The Ethics of Consent, Forced Birth, and Forced Life

The concept of consent is a rock upon which decency is founded, at least so right-thinking people today believe. In medical ethics, for example, informed consent is considered absolutely necessary both for therapies and for participation in medical research. The Nuremberg Code, codified for the purpose of dealing with Nazi doctors in the aftermath of the Second World War, requires consent of subjects in medical research absolutely. If you have consent, you might be conducting bona fideresearch. Without it, you’re committing crimes against humanity, no ifs ands or buts. And consent is the core of decent sexual ethics as well. If from your partner you have it, if you affirmatively and enthusiastically have it, then good for you! And if you don’t have it, you’re a rapist.

Two subsidiary principles are important to the notion of consent: First, it must be obtained affirmatively. mere submission, acquiescence, failure to protest, and so on, do not constitute obtaining consent. Second, consent may be withdrawn at any time. In medical experiments this right to withdraw consent is implicit in the right of a subject to withdraw if ve believes continuation to be impossible. In sexual ethics it means that if your partner expresses a desire for you to stop doing what you’re doing, then you need to stop, no questions asked.

Defenders of consent speak of creating a “consent culture” and I’m certainly sympathetic to them; and alternative to a consent culture is without doubt profoundly unpalatable. But if we had a culture really based on consent, some interesting results would seem to obtain.

Consider: life itself is an experiment, and potentially one far worse than any medical experiment, or any sexual experience (or at least, potentially as bad, since in the process of being alive necessarily includes all the horrible things that can happen to you in medical practice or in sex, as well as far, far else besides). But it is impossible to obtain anyone’s consent to be brought into existence. And that would seem to indicate that if we had a consent culture, we should be antinatalists, indeed, very hard antinatalists if we take the core ethical notion of our consent culture at all seriously.

Likewise, just as in a consent culture we would necessarily have the right to withdraw from an experiment if we find it impossible to go on, and the right to withdraw from sex at any time and for any reason (or indeed, for no reason), then we surely have the right to walk away from life if we no longer consent to being alive. The right to turn down the deal on offer, to walk away from that we find repugnant, is as fundamental to our liberty and our autonomy as anything could be. A real consent culture would be pro-suicide choice.

It is no defense that life contains some good things. The Nazi doctors on trial at Nuremberg would not have gotten off if they had somehow conveyed benefits on their experimental subjects, and in a consent you’re not allowed to have sex with someone who can’t consent (say, a minor or an incompetent person). You’re still a rapist even if the person you had sex with wasn’t harmed, even if they enjoyed it.

Perhaps there’s some fancy intellectual dancing that can distinguish between subjecting people to life without their consent and other, more narrow fields in which consent is seen as somehow necessary. I don’t think so, though.

5 thoughts on “The Ethics of Consent, Forced Birth, and Forced Life

  1. Good article, David.

    I’ve thought about the issue of consent myself, and I believe this is something most people would agree with:

    It is not acceptable to perform an action towards another individual that has any reasonable chance of having a negative effect upon them without their consent, UNLESS the following conditions are met:

    1. There are no alternative courses of action that would produce the same desired effect.
    2. It is impossible or very difficult to obtain their consent on the matter beforehand.
    3. There is at least some reasonable possibility of gain to the individual to justify the risk of harm to them.

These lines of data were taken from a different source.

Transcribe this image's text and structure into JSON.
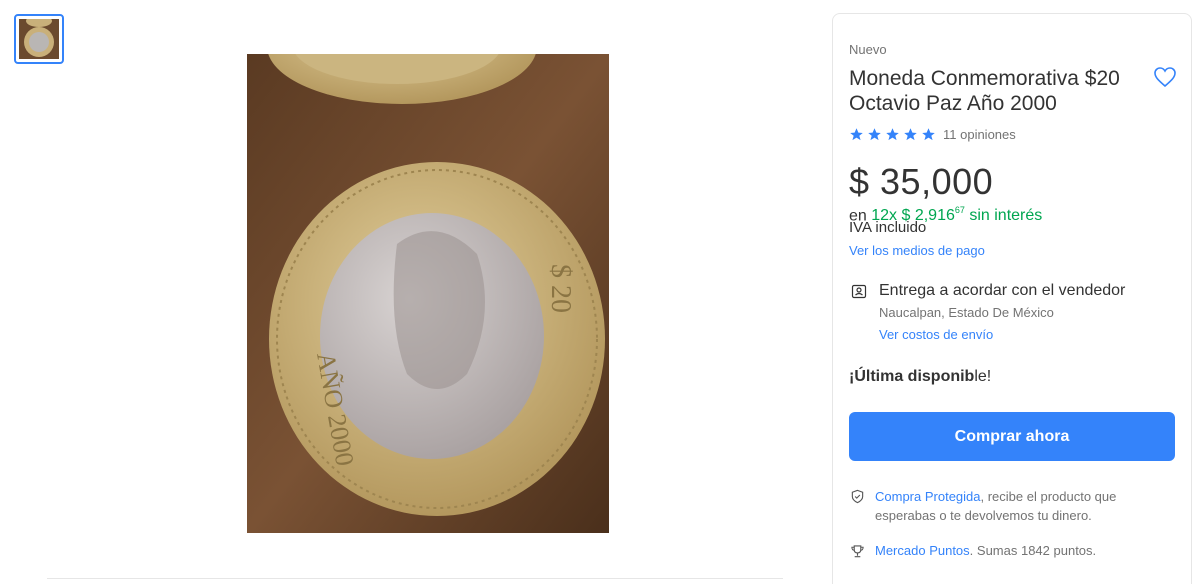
{
  "product": {
    "condition": "Nuevo",
    "title": "Moneda Conmemorativa $20 Octavio Paz Año 2000",
    "rating": {
      "stars": 5,
      "reviews_label": "11 opiniones"
    },
    "price": "$ 35,000",
    "installments": {
      "prefix": "en",
      "amount": "12x $ 2,916",
      "cents": "67",
      "suffix": "sin interés"
    },
    "tax_note": "IVA incluido",
    "payment_link": "Ver los medios de pago"
  },
  "shipping": {
    "title": "Entrega a acordar con el vendedor",
    "location": "Naucalpan, Estado De México",
    "costs_link": "Ver costos de envío"
  },
  "stock": {
    "label": "¡Última disponib",
    "suffix": "le!"
  },
  "buy_button": {
    "label": "Comprar ahora"
  },
  "protection": {
    "link": "Compra Protegida",
    "text": ", recibe el producto que esperabas o te devolvemos tu dinero."
  },
  "points": {
    "link": "Mercado Puntos",
    "text": ". Sumas 1842 puntos."
  },
  "colors": {
    "accent": "#3483fa",
    "green": "#00a650"
  }
}
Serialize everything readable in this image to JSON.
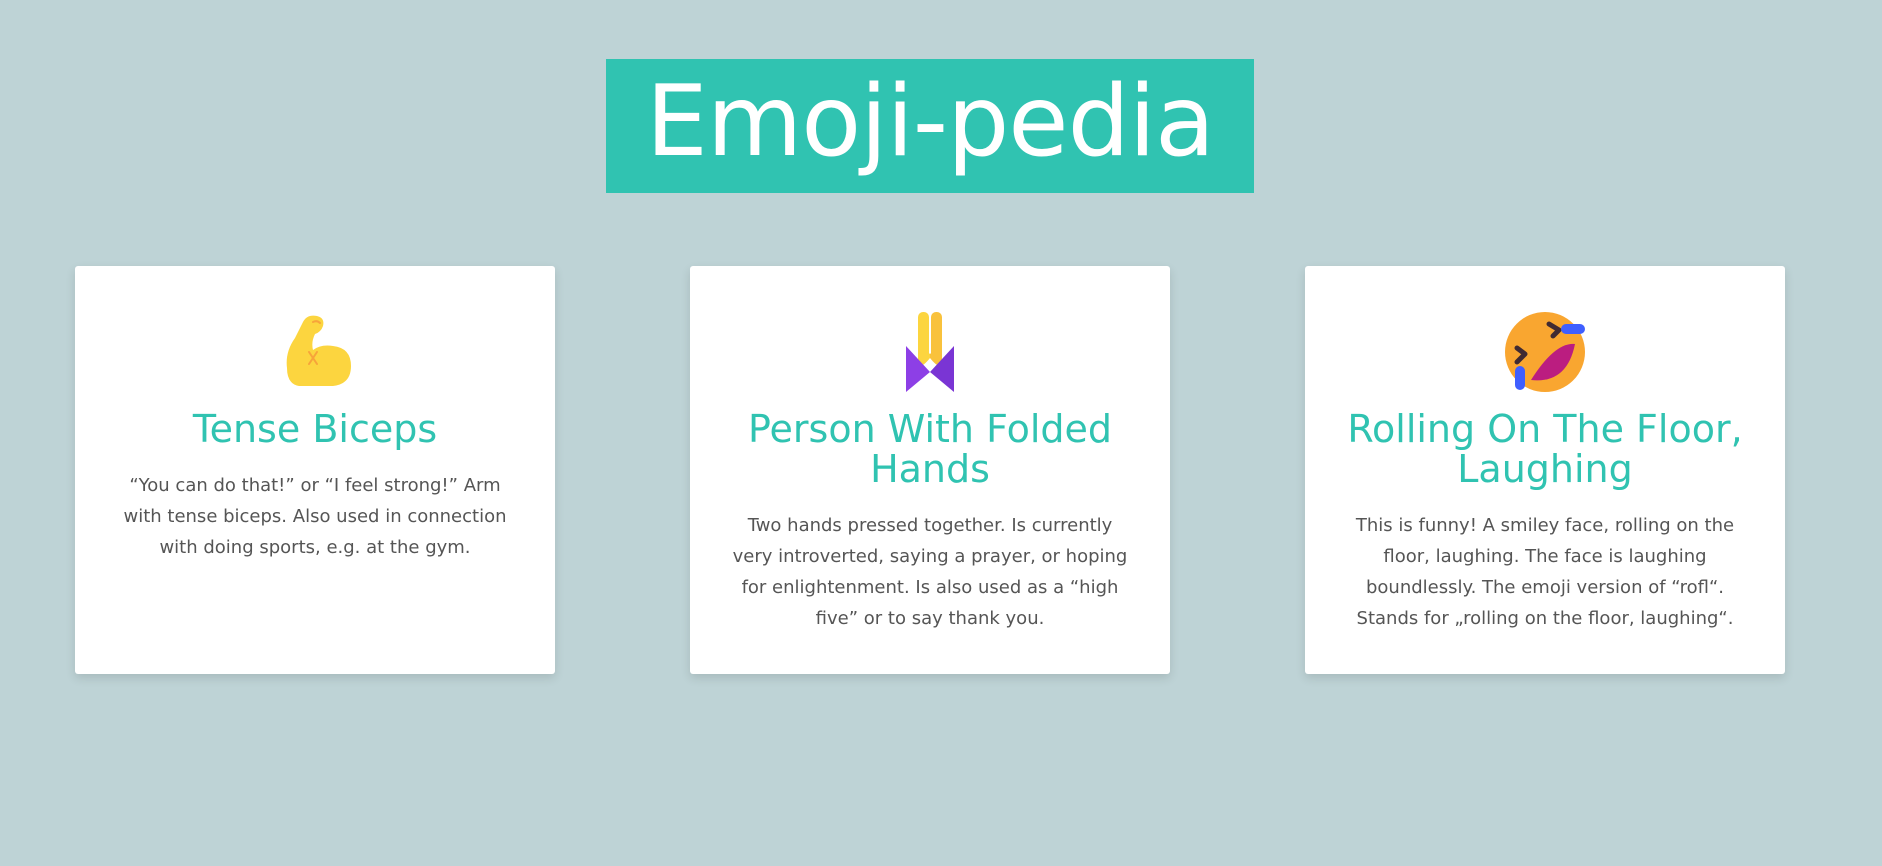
{
  "page": {
    "title": "Emoji-pedia",
    "title_bg_color": "#30c3b1",
    "background_color": "#bed3d6",
    "accent_color": "#30c3b1"
  },
  "cards": [
    {
      "icon": "flexed-biceps-emoji",
      "title": "Tense Biceps",
      "description": "“You can do that!” or “I feel strong!” Arm with tense biceps. Also used in connection with doing sports, e.g. at the gym."
    },
    {
      "icon": "folded-hands-emoji",
      "title": "Person With Folded Hands",
      "description": "Two hands pressed together. Is currently very introverted, saying a prayer, or hoping for enlightenment. Is also used as a “high five” or to say thank you."
    },
    {
      "icon": "rolling-on-the-floor-laughing-emoji",
      "title": "Rolling On The Floor, Laughing",
      "description": "This is funny! A smiley face, rolling on the floor, laughing. The face is laughing boundlessly. The emoji version of “rofl“. Stands for „rolling on the floor, laughing“."
    }
  ]
}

    This accounts for cases where we may perform an action that could have a negative impact on another person and is done without their consent, yet can still be viewed with moral approval e.g. pulling the plug on a person in a vegetative state, circumcision of a young child, etc.

    However, as you explain in Better Never to Have Been, coming into existence is *never* a benefit, and so condition 3) of the law is unsatisfied. If people weren’t so stupid, and this evolutionarily-ingrained moral gap in society were not so pervasive, then most good-natured people would not be inclined to procreate.